In a recent post we offered Vogue Magazine a four-step crisis management plan to dig the publication out of its ongoing PR crisis.  As many media watchers know, Vogue published a spectacularly ill-timed, fawning profile of Syrian First Lady Asma Asad, whose husband’s regime continues to lead a violent and murderous campaign to crush popular dissent in his country.  To date, the National Organization for Human Rights in Syria estimates that nearly 800 people have been killed in the crackdown, and 9,000 are in detention.

Vogue’s leadership apparently has taken a very patient wait-and-see approach to managing the PR fallout from glamorously featuring a family with the blood of thousands of citizens on its hands.  That was until yesterday, when Vogue executed the mother of all careless crisis public relations tactics.

Vogue deleted the Asma story from its website.

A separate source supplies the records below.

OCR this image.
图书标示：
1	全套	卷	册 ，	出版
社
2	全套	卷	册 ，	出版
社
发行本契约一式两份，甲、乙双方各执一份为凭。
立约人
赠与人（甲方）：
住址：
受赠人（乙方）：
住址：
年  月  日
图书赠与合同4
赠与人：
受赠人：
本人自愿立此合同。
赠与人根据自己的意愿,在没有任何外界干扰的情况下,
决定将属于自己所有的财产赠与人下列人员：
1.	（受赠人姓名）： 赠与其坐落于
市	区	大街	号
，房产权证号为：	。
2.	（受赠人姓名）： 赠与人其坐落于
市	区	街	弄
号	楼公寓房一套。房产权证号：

Yes, Vogue Magazine “disappeared” the article, much like the way Syria’s government “disappears” citizens who protest the Asad regime.  Instead of smart crisis management, Vogue’s literal “nothing to see here” approach feeds precariously into an all-too-easy-to-script media narrative.

The elementary failure of Vogue’s PR strategy is that the Syria story simply will not go away, and not for a long time.  As long as the Arab Spring continues, as long as Syrian forces use violence to counter protests, as long as Syrian secret police get caught on camera beating and torturing citizens in full public view, Vogue will not escape this crisis PR nightmare of its own making.